Mas, segundo a tese em questão, quando há uma relação de consumo subjacente ao contrato de seguro, essa sub-rogação só opera efeitos na relação material, e não no campo do processo. Ou seja, a prevalecer essa tese, teríamos uma relação jurídico-material que é de consumo, mas que não é de consumo.

Poder-se-ia argumentar que a tese não está a negar que exista uma relação de consumo que foi sub-rogada à empresa seguradora, senão que apenas os efeitos processuais previstos no Código de Defesa do Consumidor não estão a ser sub-rogados, senão que apenas a relação jurídico-material.

Mas devemos lembrar que uma relação é de consumo não porque exista algum aspecto processual que a possa qualificar como tal, senão que ela é de consumo porque a relação material assim a qualifica. Os efeitos processuais previstos no Código de Defesa do Consumidor são uma consequência da qualificação prévia de consumo da lide.

Destarte, se a relação material de consumo se mantém como tal quando sub-rogada à empresa seguradora, os efeitos processuais que são dependentes da relação de consumo também são objeto da sub-rogação, porque do contrário se deveria concluir que existiria uma relação que é de consumo, e ao mesmo tempo que não é de consumo para efeitos processuais, quando estes são acessórios àquilo que é o principal, porque, como dito, o Código de Defesa do Consumidor qualifica a relação de consumo apenas sob o aspecto da relação material.

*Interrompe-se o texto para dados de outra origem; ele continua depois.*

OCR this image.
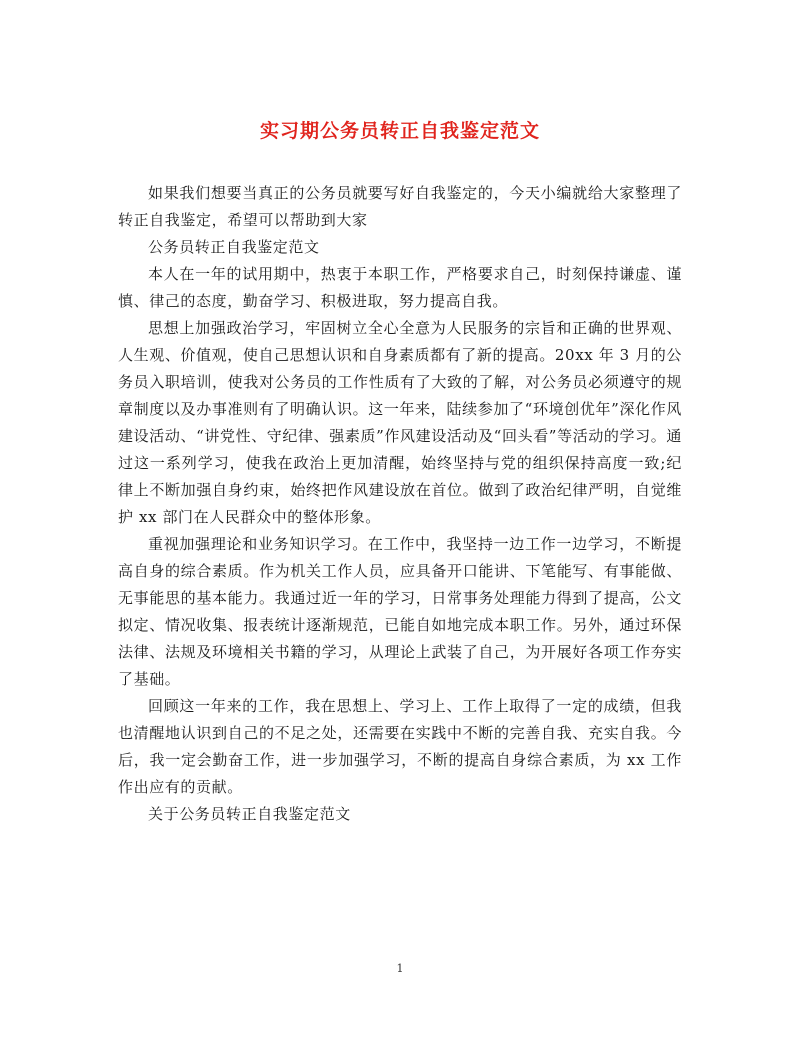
实习期公务员转正自我鉴定范文

如果我们想要当真正的公务员就要写好自我鉴定的，今天小编就给大家整理了转正自我鉴定，希望可以帮助到大家

公务员转正自我鉴定范文

本人在一年的试用期中，热衷于本职工作，严格要求自己，时刻保持谦虚、谨慎、律己的态度，勤奋学习、积极进取，努力提高自我。

思想上加强政治学习，牢固树立全心全意为人民服务的宗旨和正确的世界观、人生观、价值观，使自己思想认识和自身素质都有了新的提高。20xx 年 3 月的公务员入职培训，使我对公务员的工作性质有了大致的了解，对公务员必须遵守的规章制度以及办事准则有了明确认识。这一年来，陆续参加了“环境创优年”深化作风建设活动、“讲党性、守纪律、强素质”作风建设活动及“回头看”等活动的学习。通过这一系列学习，使我在政治上更加清醒，始终坚持与党的组织保持高度一致;纪律上不断加强自身约束，始终把作风建设放在首位。做到了政治纪律严明，自觉维护 xx 部门在人民群众中的整体形象。

重视加强理论和业务知识学习。在工作中，我坚持一边工作一边学习，不断提高自身的综合素质。作为机关工作人员，应具备开口能讲、下笔能写、有事能做、无事能思的基本能力。我通过近一年的学习，日常事务处理能力得到了提高，公文拟定、情况收集、报表统计逐渐规范，已能自如地完成本职工作。另外，通过环保法律、法规及环境相关书籍的学习，从理论上武装了自己，为开展好各项工作夯实了基础。

回顾这一年来的工作，我在思想上、学习上、工作上取得了一定的成绩，但我也清醒地认识到自己的不足之处，还需要在实践中不断的完善自我、充实自我。今后，我一定会勤奋工作，进一步加强学习，不断的提高自身综合素质，为 xx 工作作出应有的贡献。

关于公务员转正自我鉴定范文

1
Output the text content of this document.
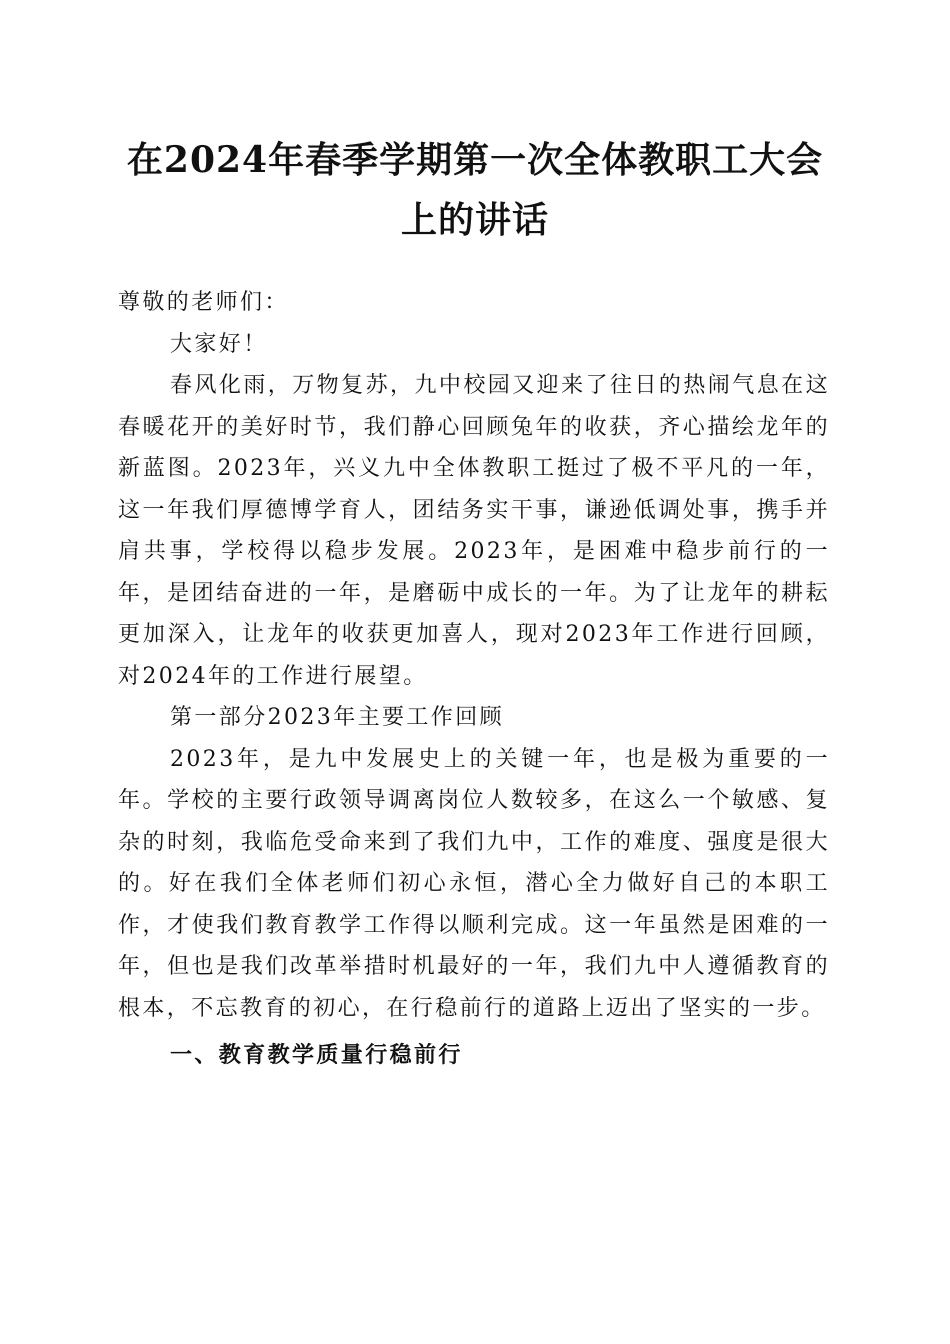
在2024年春季学期第一次全体教职工大会上的讲话

尊敬的老师们：

大家好！

春风化雨，万物复苏，九中校园又迎来了往日的热闹气息在这春暖花开的美好时节，我们静心回顾兔年的收获，齐心描绘龙年的新蓝图。2023年，兴义九中全体教职工挺过了极不平凡的一年，这一年我们厚德博学育人，团结务实干事，谦逊低调处事，携手并肩共事，学校得以稳步发展。2023年，是困难中稳步前行的一年，是团结奋进的一年，是磨砺中成长的一年。为了让龙年的耕耘更加深入，让龙年的收获更加喜人，现对2023年工作进行回顾，对2024年的工作进行展望。

第一部分2023年主要工作回顾

2023年，是九中发展史上的关键一年，也是极为重要的一年。学校的主要行政领导调离岗位人数较多，在这么一个敏感、复杂的时刻，我临危受命来到了我们九中，工作的难度、强度是很大的。好在我们全体老师们初心永恒，潜心全力做好自己的本职工作，才使我们教育教学工作得以顺利完成。这一年虽然是困难的一年，但也是我们改革举措时机最好的一年，我们九中人遵循教育的根本，不忘教育的初心，在行稳前行的道路上迈出了坚实的一步。

一、教育教学质量行稳前行
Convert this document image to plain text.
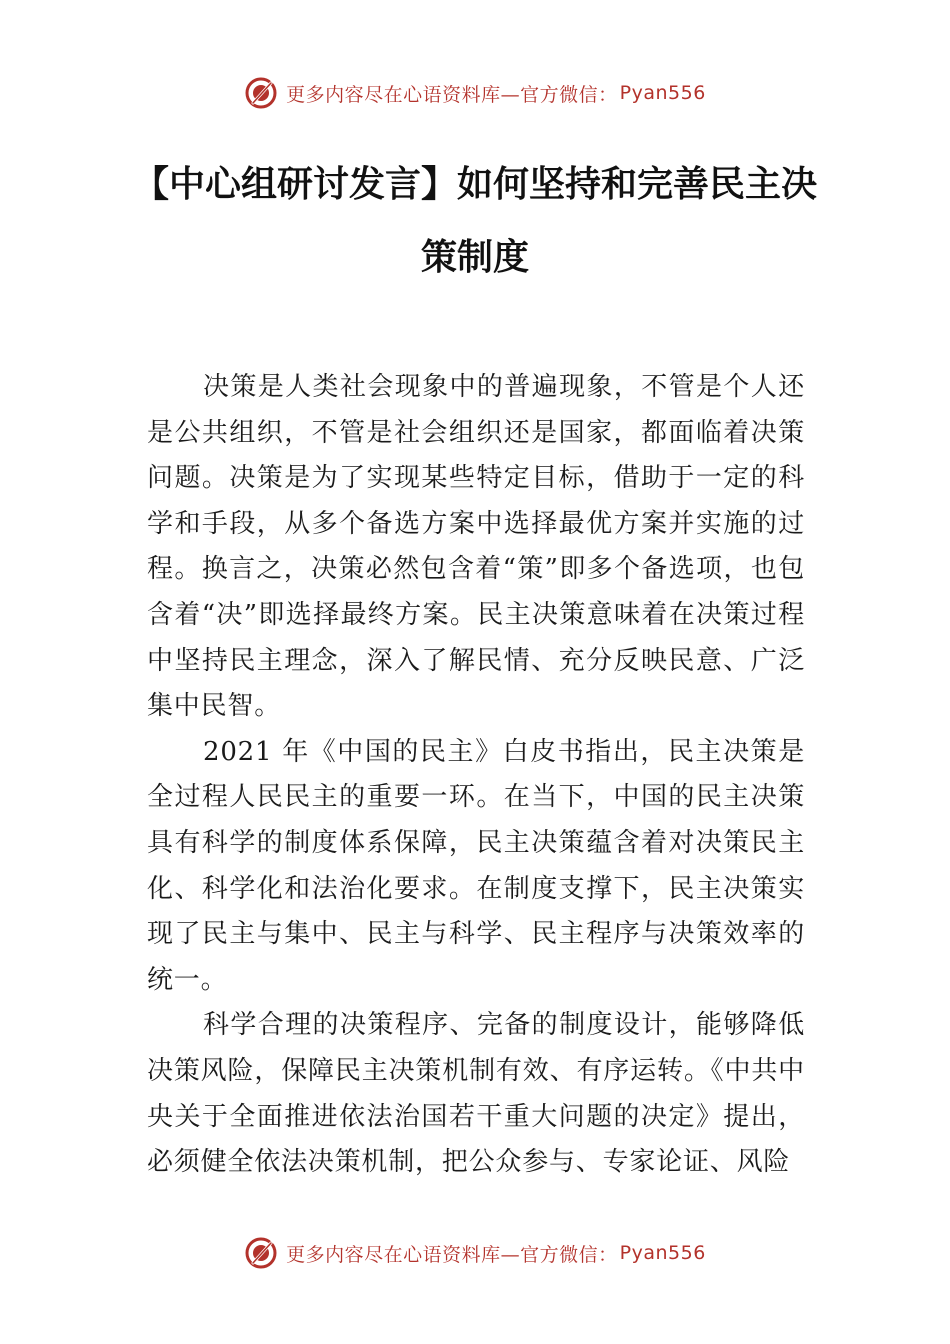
更多内容尽在心语资料库—官方微信： Pyan556
【中心组研讨发言】如何坚持和完善民主决
策制度

决策是人类社会现象中的普遍现象，不管是个人还是公共组织，不管是社会组织还是国家，都面临着决策问题。决策是为了实现某些特定目标，借助于一定的科学和手段，从多个备选方案中选择最优方案并实施的过程。换言之，决策必然包含着“策”即多个备选项，也包含着“决”即选择最终方案。民主决策意味着在决策过程中坚持民主理念，深入了解民情、充分反映民意、广泛集中民智。

2021 年《中国的民主》白皮书指出，民主决策是全过程人民民主的重要一环。在当下，中国的民主决策具有科学的制度体系保障，民主决策蕴含着对决策民主化、科学化和法治化要求。在制度支撑下，民主决策实现了民主与集中、民主与科学、民主程序与决策效率的统一。

科学合理的决策程序、完备的制度设计，能够降低决策风险，保障民主决策机制有效、有序运转。《中共中央关于全面推进依法治国若干重大问题的决定》提出，必须健全依法决策机制，把公众参与、专家论证、风险

更多内容尽在心语资料库—官方微信： Pyan556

Mas seriam todos os efeitos processuais que se acoplam à relação jurídico-material objeto de uma sub-rogação? Evidentemente que haverá efeitos que são específicos à posição processual do consumidor, mas apenas quando o Código de Defesa do Consumidor terá levado em conta apenas essa posição processual como razão para estabelecer um determinado efeito processual. Caso, por exemplo, da competência.

Diversa, contudo, é a situação da técnica da inversão do ônus da prova. Como vimos em um texto anterior, o Código de Defesa do Consumidor autoriza a aplicação dessa técnica seja quando o consumidor é hipossuficiente, seja quando “for verossímil alegação”, segundo o que prevê claramente seu artigo 6o., inciso VIII. A utilização da conjunção “ou” nesse dispositivo legal é bastante evidente no sentido de que o Legislador criou duas situações, totalmente separadas, para que se legitime a aplicação da técnica da inversão do ônus da prova.

Devemos concluir, portanto, que se a sub-rogação fez com que a relação material de consumo fosse transferida à titularidade da empresa seguradora, não se lhe há negar a possibilidade de contar com a técnica da inversão do ônus da prova, quando for verossímil a sua alegação no processo.